Submitted: 7 years ago.
Category: Bankruptcy Law
Expert:  Brent Blanchard replied 7 years ago.
What happens:

1. Company B lists the loan from Company A as a debt.

2. Company B lists the loan TO Company C as an asset.

3. The bankruptcy filing stops ANY attempt to collect the debt from Company A. There are, however, some routes to get "relief from the automatic stay" and either pursue under state law, or pursue the debt/challenge its dischargeability in the BK court.

4. Even without a BK filing, Company A's right to go after Company C would require some "assignment" of rights under the second loan to Company A. If that happens, Company A's rights are EXACTLY (no more, no less) than Company B's rights.
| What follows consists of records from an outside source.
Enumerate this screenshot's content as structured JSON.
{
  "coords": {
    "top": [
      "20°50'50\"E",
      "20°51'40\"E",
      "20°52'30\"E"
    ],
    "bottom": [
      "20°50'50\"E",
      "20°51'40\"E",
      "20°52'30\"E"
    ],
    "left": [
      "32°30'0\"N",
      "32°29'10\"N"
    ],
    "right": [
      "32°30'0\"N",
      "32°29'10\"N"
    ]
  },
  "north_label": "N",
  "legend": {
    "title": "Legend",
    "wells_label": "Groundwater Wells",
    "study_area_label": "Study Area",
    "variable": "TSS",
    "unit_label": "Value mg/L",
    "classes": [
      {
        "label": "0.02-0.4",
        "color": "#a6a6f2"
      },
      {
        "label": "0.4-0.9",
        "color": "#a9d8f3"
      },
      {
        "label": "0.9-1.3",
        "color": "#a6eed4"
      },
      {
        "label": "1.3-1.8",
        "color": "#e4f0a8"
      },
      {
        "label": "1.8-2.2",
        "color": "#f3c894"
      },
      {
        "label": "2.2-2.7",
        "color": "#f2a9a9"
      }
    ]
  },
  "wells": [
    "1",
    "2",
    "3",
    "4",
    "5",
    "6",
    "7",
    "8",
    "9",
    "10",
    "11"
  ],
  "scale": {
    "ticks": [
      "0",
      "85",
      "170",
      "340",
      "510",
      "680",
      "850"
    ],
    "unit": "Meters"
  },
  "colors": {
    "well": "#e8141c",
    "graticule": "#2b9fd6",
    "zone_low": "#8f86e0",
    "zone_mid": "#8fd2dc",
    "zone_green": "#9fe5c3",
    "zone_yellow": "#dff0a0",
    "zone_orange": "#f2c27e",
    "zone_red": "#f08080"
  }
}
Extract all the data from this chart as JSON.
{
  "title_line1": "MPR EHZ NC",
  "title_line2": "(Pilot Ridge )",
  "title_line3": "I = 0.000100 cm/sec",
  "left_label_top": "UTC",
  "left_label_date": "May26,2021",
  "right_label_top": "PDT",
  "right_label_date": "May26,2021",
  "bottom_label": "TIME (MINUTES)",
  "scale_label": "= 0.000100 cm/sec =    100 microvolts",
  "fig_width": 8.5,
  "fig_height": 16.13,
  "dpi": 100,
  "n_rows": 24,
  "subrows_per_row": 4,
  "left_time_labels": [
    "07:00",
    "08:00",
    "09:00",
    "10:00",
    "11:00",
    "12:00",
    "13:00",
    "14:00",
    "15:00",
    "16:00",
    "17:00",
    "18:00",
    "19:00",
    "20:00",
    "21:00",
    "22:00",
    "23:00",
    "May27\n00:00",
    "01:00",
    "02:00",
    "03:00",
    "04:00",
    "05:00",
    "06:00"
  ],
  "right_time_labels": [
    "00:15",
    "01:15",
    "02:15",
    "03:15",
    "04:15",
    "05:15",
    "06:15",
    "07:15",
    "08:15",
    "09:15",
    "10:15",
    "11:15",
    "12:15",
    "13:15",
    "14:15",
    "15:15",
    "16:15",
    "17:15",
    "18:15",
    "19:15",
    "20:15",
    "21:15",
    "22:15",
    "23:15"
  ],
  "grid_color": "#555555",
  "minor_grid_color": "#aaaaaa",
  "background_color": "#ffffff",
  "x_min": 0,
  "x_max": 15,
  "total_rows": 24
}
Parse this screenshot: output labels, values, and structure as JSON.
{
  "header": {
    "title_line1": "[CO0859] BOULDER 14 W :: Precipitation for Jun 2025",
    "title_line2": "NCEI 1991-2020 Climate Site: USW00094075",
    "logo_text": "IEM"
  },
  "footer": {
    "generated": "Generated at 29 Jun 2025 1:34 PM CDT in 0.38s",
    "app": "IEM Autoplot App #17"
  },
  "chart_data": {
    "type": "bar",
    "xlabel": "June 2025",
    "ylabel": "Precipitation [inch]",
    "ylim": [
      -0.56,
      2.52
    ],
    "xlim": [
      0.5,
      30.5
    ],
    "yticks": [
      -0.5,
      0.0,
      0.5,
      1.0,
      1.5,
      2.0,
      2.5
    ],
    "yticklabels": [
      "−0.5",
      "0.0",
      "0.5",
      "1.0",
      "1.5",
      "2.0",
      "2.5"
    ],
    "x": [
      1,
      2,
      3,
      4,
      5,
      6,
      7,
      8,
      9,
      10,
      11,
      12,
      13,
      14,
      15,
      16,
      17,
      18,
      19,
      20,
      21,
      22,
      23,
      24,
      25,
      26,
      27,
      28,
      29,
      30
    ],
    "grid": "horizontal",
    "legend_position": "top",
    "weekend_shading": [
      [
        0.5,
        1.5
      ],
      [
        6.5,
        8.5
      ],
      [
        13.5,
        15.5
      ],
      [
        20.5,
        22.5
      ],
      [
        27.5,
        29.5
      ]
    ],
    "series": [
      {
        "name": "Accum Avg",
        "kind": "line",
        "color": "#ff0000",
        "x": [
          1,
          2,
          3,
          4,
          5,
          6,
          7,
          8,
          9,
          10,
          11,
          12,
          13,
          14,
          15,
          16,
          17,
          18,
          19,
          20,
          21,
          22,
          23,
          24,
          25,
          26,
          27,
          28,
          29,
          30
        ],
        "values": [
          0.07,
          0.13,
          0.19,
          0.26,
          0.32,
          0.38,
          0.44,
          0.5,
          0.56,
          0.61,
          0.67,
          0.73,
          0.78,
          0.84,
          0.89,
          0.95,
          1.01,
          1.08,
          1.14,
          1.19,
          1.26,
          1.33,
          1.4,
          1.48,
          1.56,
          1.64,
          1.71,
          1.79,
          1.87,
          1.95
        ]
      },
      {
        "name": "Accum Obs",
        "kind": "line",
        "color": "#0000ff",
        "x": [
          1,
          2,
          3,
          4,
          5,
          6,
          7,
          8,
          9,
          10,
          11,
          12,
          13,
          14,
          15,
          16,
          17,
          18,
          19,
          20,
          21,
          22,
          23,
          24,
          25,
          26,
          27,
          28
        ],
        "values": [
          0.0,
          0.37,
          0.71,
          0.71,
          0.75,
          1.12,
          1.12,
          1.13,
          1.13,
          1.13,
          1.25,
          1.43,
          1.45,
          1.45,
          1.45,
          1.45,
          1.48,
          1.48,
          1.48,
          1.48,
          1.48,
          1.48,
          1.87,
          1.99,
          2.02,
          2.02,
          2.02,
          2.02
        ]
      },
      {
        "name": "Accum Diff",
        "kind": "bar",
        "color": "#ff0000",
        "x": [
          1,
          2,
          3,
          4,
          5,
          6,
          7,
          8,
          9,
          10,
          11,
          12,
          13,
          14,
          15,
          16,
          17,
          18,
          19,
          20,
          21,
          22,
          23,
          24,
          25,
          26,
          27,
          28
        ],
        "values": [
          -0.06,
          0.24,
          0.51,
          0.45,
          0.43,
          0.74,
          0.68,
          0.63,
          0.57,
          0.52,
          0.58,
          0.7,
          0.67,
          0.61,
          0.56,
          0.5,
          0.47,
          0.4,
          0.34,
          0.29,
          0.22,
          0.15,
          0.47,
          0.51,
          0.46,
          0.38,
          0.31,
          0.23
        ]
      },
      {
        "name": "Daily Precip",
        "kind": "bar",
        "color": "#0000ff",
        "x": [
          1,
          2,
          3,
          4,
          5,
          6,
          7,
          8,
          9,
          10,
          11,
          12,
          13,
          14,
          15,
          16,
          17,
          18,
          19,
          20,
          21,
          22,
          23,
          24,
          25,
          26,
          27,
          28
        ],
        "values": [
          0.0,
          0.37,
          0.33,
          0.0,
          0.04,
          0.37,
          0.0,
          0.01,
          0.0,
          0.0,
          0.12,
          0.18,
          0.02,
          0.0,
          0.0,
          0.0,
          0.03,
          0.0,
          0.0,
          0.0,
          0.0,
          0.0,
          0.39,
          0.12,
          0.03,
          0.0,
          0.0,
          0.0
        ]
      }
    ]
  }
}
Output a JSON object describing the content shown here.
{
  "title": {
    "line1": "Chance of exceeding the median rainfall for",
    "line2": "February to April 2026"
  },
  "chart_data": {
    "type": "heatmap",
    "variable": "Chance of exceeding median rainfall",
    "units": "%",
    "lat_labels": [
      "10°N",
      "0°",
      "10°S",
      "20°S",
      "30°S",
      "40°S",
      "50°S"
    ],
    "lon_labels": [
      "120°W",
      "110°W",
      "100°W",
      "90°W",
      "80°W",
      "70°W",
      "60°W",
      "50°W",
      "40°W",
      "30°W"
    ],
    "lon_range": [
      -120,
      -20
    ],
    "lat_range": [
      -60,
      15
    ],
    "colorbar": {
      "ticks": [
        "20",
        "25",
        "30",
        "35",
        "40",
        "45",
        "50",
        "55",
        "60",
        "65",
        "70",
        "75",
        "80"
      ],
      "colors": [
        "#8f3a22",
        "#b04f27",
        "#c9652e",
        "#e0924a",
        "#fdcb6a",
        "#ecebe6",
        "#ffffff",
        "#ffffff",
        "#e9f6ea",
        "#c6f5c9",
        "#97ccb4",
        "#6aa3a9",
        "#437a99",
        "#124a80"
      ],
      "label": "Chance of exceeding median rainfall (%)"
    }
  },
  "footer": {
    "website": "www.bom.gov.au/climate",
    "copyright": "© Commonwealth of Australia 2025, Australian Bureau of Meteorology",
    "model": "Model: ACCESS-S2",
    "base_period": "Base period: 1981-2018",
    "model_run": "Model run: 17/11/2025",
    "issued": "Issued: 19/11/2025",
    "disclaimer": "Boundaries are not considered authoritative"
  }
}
The answer gets more complicated and beyond the scope of what this forum can provide if there was/is some provable collusion between B and C. Mere agreements are not enough--the agreements must be for an improper purpose or illegal or part of an attempt to hinder, delay or defraud Company B's creditors.

Thank you.

BAB.

Please do not forget to click the green "Accept" button so I can receive credit for my work.
Customer: replied 7 years ago.
In this case, company B is a shell company with no actual business. The loan was made with the understanding, though not explicitly written, that Company B would, in fact, loan the funds to Company C (except for a 10% margin to be held at all times). The sole owner of Company B is a minority stakeholder in Company C. I think it does get more complicated, because companies A and B are Singapore based Limited Partnerships, and company C is an IndXXXXX XXXXXmited Partnership. There is no attempt to defraud Company A, but given the market conditions, and the fact that the loan agreement between B and C is written in the Borrower's favor, not the Lender's, it is possible Company B could end up out of money and owing Company A before Company C is required to pay. Does writing the second loan agreement in the borrower's favor constitute an illegal action?
Expert:  Brent Blanchard replied 7 years ago.
"The loan was made with the understanding, though not explicitly written, that Company B would, in fact, loan the funds to Company C (except for a 10% margin to be held at all times)."

Like my police friends say to each other, "If you don't write it, it didn't happen." It is VERY hard to prove side agreements even existed or were even enforceable, if there is a written contract. The chances drop to almost zero if the "bare bones" contract includes a paragraph about it being the "entire agreement". You signed it, you own it.

Loaning to an under-capitalized shell company is inherently fraught with risks which company A will be presumed to be fully aware of.

Generally, if there is any ambiguity (could mean this, OR could mean that) in a contract, the doubt is resolved in favor of the party who did NOT write the contract.

There is also an possible or actual conflict of interest and possibility of at least partial "self-dealing" regarding the roles of Company B's owner as a partial stakeholder in Company C. The entire deal could be challenged as not being at "arms length", and possibly even an attempt to HD&D Company B's creditors even if your charitable heart is giving them the benefit of the doubt. If Company B did NOT retain the 10% margin, there could be a basis to try to pierce the corporate veil and go after the owner personally as well.

And yes, there is probably a very high likelihood that Company B could owe Company A long before Company C repays the loan. Besides due dates and contractual obligations, if Company B is already in breach of the contract, there is the LEGAL obligation coming from and adverse court judgment possible in whatever timeline it takes to prosecute the case and get that judgment.

Location of the companies is usually relevant ONLY to the questions of where do you sue and how do you go GET the money owed. Look to the contracts first, because some include not only "use XYZ law", but "any legal action must be filed [at this place]".